DENVER, CO (BRAIN)—More than 100 cyclists gathered on the west steps of the Colorado State Capitol early this week to voice their disapproval of a bike ban in Black Hawk, a small gambling town in the state that’s made headlines for its new ordinance.
Black Hawk, a historic mining town that’s the least populous city in the state, began enforcing the ordinance and fining cyclists $68 for riding through streets.
Bicycle Colorado organized the June 29 rally where state senators Chris Romer and Greg Brophy, outspoken supporters of cycling, pledged their support of bicycling.
“From what we know, this is the only city in the U.S. that has made it impossible to go through their town by bicycle,” said Maggie Thompson, assistant director of Bicycle Colorado.

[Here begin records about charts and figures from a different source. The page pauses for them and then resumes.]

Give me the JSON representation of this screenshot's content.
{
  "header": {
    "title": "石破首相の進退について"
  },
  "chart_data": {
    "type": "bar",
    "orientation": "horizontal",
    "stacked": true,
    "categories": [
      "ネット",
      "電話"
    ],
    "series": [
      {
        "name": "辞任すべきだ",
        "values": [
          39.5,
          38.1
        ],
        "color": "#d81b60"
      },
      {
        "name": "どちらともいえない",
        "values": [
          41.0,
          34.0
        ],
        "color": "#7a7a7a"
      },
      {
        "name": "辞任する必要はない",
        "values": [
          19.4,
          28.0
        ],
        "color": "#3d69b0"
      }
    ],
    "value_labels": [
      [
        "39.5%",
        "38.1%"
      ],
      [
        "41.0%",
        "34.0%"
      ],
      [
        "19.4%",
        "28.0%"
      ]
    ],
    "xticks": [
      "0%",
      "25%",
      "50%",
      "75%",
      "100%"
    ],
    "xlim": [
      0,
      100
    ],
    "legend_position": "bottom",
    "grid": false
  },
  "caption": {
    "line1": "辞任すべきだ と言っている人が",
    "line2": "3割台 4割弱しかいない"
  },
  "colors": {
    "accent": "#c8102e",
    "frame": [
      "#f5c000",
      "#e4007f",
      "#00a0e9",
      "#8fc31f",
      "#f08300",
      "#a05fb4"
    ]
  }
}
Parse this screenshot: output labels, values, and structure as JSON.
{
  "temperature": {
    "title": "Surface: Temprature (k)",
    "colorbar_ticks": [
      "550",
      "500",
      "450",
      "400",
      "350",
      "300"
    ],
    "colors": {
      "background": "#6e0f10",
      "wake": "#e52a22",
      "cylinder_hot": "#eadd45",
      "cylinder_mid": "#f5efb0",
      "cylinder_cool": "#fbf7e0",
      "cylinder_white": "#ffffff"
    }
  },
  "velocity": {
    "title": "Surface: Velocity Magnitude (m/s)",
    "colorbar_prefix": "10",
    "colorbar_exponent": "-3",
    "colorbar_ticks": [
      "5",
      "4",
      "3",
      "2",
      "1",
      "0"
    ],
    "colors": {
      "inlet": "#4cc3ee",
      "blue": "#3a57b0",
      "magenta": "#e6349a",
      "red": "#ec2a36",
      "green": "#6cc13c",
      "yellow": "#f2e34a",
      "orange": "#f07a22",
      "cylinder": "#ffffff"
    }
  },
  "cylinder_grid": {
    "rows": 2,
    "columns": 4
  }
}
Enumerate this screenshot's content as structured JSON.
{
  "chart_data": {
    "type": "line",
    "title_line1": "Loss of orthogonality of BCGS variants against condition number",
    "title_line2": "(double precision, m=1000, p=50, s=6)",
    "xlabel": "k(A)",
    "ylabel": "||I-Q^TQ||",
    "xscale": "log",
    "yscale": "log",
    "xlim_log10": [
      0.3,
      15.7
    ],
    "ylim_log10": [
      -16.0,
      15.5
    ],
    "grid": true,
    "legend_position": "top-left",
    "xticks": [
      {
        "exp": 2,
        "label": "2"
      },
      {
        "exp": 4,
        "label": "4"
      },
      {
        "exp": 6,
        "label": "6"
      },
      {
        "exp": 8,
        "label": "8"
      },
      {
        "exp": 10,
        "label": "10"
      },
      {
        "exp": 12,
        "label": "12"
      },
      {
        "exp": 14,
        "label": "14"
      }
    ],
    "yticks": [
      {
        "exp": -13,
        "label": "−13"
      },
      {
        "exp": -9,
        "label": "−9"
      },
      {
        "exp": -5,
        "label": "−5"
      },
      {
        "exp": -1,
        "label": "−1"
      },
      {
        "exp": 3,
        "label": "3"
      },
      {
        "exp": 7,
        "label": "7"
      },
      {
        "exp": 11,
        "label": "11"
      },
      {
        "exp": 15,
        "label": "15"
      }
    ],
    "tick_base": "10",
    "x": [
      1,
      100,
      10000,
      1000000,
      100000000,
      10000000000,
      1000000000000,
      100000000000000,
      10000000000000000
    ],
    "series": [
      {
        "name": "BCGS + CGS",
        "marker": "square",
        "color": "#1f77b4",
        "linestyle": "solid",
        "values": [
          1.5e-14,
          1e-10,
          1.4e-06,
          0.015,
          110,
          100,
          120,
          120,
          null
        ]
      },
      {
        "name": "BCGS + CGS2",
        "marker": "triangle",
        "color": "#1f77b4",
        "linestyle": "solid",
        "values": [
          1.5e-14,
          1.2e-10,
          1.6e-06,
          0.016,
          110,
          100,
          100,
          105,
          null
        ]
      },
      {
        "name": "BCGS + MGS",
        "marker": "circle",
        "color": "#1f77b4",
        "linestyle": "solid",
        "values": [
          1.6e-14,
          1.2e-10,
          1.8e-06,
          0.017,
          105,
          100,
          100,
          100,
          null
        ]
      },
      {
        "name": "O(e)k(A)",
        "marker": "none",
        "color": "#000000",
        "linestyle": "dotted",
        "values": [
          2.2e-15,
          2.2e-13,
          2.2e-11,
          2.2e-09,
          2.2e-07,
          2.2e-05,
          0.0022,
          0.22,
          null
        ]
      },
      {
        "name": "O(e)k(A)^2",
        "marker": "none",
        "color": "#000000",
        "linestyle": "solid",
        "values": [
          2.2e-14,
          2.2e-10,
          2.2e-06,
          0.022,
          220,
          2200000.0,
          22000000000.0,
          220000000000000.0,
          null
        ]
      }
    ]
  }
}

Thompson said the ordinance came about due to safety concerns for bicyclists in the town of 100 residents that has seen vehicle traffic increase on its narrow roads. Gregory Street in downtown Black Hawk is a popular cycling route and a nationally designated cycling route connecting National Parks, according to the advocacy group, which argues that the ban sets “an ugly precedent for one of America’s best states for bicycling.”
Bicycle Colorado is putting pressure on the Board of Alderman to overturn the ban and plans to attend a July 14 meeting to present signed petitions. It’s also put several ticketed cyclists in touch with law firms that are taking the cases on pro bono and fighting the validity of the law. The first court date is set for mid-August.